[Illustration: A Boer homestead]
It is necessary to reside in the Boer Republics to place one in the position of knowing something of the Boer, and a mere fortnight won’t do it. Of course, there are Boers and Boers, as there are Englishmen and Englishmen. There are Boers who are competent to rank with any English gentleman, and whose education and abilities are of no mean order. Unfortunately, however, these are altogether in the minority.

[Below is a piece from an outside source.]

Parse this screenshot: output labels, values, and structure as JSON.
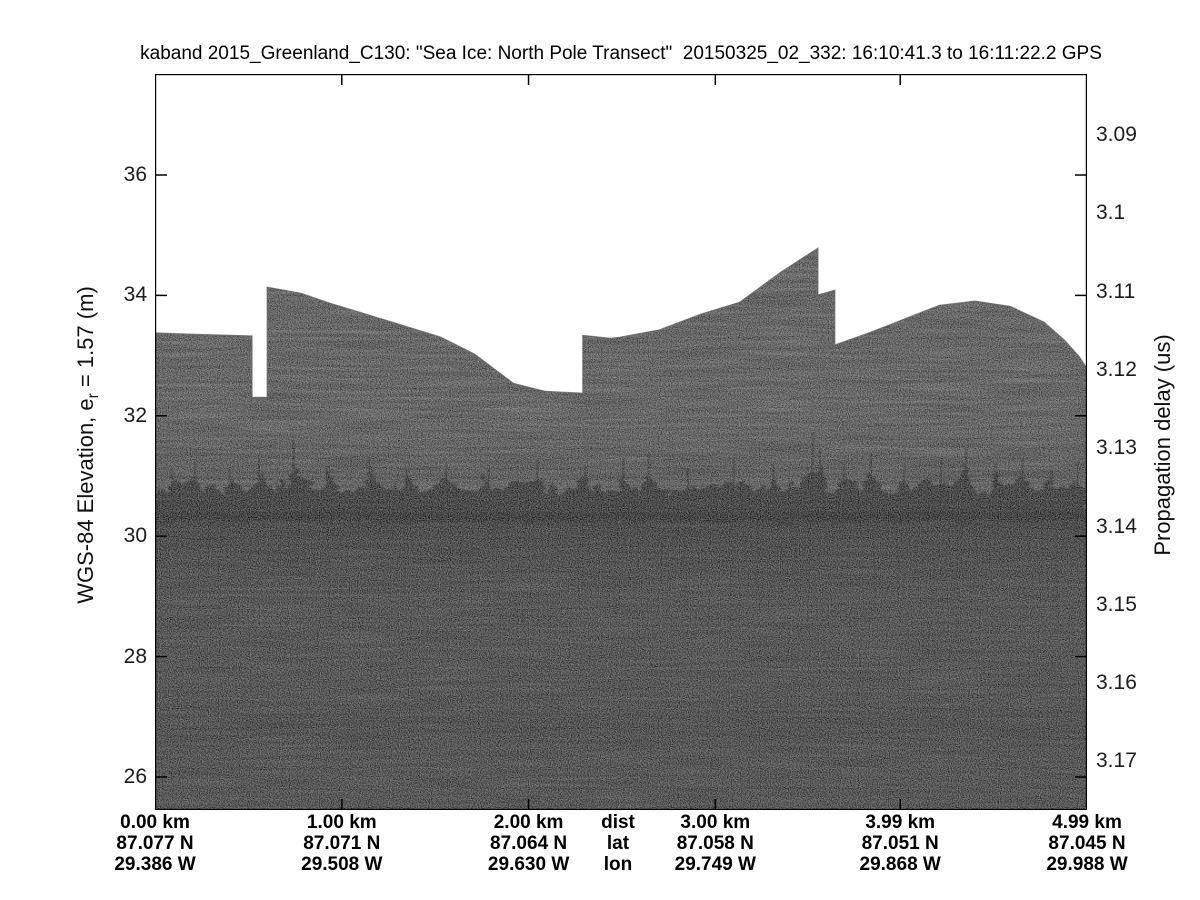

The Boers are all farmers, and, according to their own statements, a poverty-stricken people. They plead poverty before an English merchant because they fancy it will have the effect of reducing prices. Fortunately, the merchants possess rather an accurate knowledge of such customers, and in consequence they lose nothing. One would as soon believe the generality of Boers, as walk into the shaft of a coal mine. He has a reputation for lying, and he never brings discredit upon that reputation. When he lies, which, on an average, is every alternate time he opens his mouth, he does so with great enthusiasm, and the while he is delivering one lie, he is carefully considering the next. When he can’t think of any more lies, he starts on the truth, but in this he is a decided failure. He is afraid of being found out. For instance, a merchant will approach a Boer respecting an overdue account. The Boer will at once plead poverty, and speculate on how he can possibly manage to liquidate his liability. If the merchant knows the ropes sufficiently (and the majority of merchants do), he will drop the subject for half an hour, at the end of which time he will ask the Boer if he wants to sell any cattle or produce, as he (the merchant) can find an outlet for either or both. The Boer’s diplomacy is weak, and he falls into the trap. He has fifty cattle to dispose of; the merchant buys them, and the overdue account, with interest, is paid.
The Boers are very superstitious in a great many things. For instance, they regard locusts as a direct visitation from the Almighty. When the pest settles down upon ground occupied by Kaffirs, all the available tin cans and empty paraffin tins are requisitioned, and there is a mighty noise, that ought to frighten off any respectable locust swarm; but the Boer, when he sees them coming, goes into his house and lays hold of his Bible, and reads and prays until he thinks there ought to be some good result. The Boer is gifted with great and abiding patience (in such cases only), and, no matter if the locusts stop long enough to eat up every green blade on his farm, he will continue to study his Bible and pray. But, as I have remarked parenthetically, it is only in cases of emergency where he evinces such a display of patience and exercises such a pious disposition. When he is not praying, he is putting ten-pound stones in his bales of wool to be ready for the merchant’s scales, and transacting other little matters of business of a like nature.